It will be the end of the world as Israel’s haredi rabbis currently know it. Israel’s Religious Services Ministry announced today that it will abolish the position of state-appointed neighborhood rabbis. Instead of state-appointed haredi or Zionist Orthodox rabbis, the state will give financial support to communities that want it to hire rabbis of their own choosing – including non-Orthodox rabbis.
Israel Moves To Fund Rabbis From Non-Orthodox Streams; End Of State-Appointed Neighborhood Rabbis Should Break Haredi-Orthodox Monopoly On Judaism In Israel
Shmarya Rosenberg • FailedMessiah.com
It will be the end of the world as Israel’s haredi rabbis currently know it.
Israel’s Religious Services Ministry announced today that it will abolish the position of state-appointed neighborhood rabbis, Ha’aretz reported.
Instead of state-appointed haredi or Zionist Orthodox rabbis, the state will give financial support to communities that want it to hire rabbis of their own choosing – including non-Orthodox rabbis.
The process of appointing neighborhood rabbis, which is rife with cronyism and nepotism, was harshly criticized by the State Comptroller in his the 2009 report.
“[Neighborhood rabbis were appointed without the ministry having] examined the religious needs of neighborhood residents or defined what the job of neighborhood rabbi entails [and] the basic requirements that derive from this,” the report said.
The ministry’s plan was submitted to the High Court of Justice earlier today in response to a petition by the Reform and Conservative movements and several non-Orthodox community rabbis. That petition demands non-Orthodox community rabbis receive a salary from the state, just as their Orthodox counterparts do. It also insists that the City of Jerusalem must reserve at least two of its neighborhood rabbi slots for non-Orthodox rabbis.
The state asked the court to postpone hearing the case in order to give the ministry time to implement planned reform of religious services. That reform will start by reducing the number of state-funded-and-state-appointed rabbis from the current 157, eventually abolishing the position completely. In their place, money will be given directly to communities to hire rabbis of their own choosing.

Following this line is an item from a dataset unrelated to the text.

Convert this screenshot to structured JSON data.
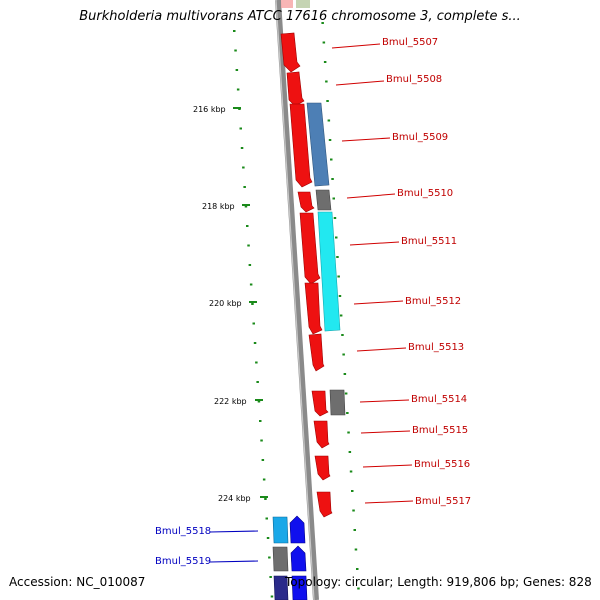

According to the government’s brief, the ministry is in the process of drafting criteria for awarding this funding, which will be "independent of which Jewish denomination the relevant community belongs to."
No new neighborhood rabbis have been hired in the last decade.
No decision has yet been made on what to do with the 157 existing rabbis.
"At this stage, the general intention is to transfer the currently serving neighborhood rabbis to other posts in the religious councils," the government’s brief said, noting that about 100 of these rabbis already have second jobs in those positions.
The Religious Services Ministry is headed by Religious Services Minister Naftali Bennett of the right wing Zionist Orthodox HaBayit HaYehudi Party.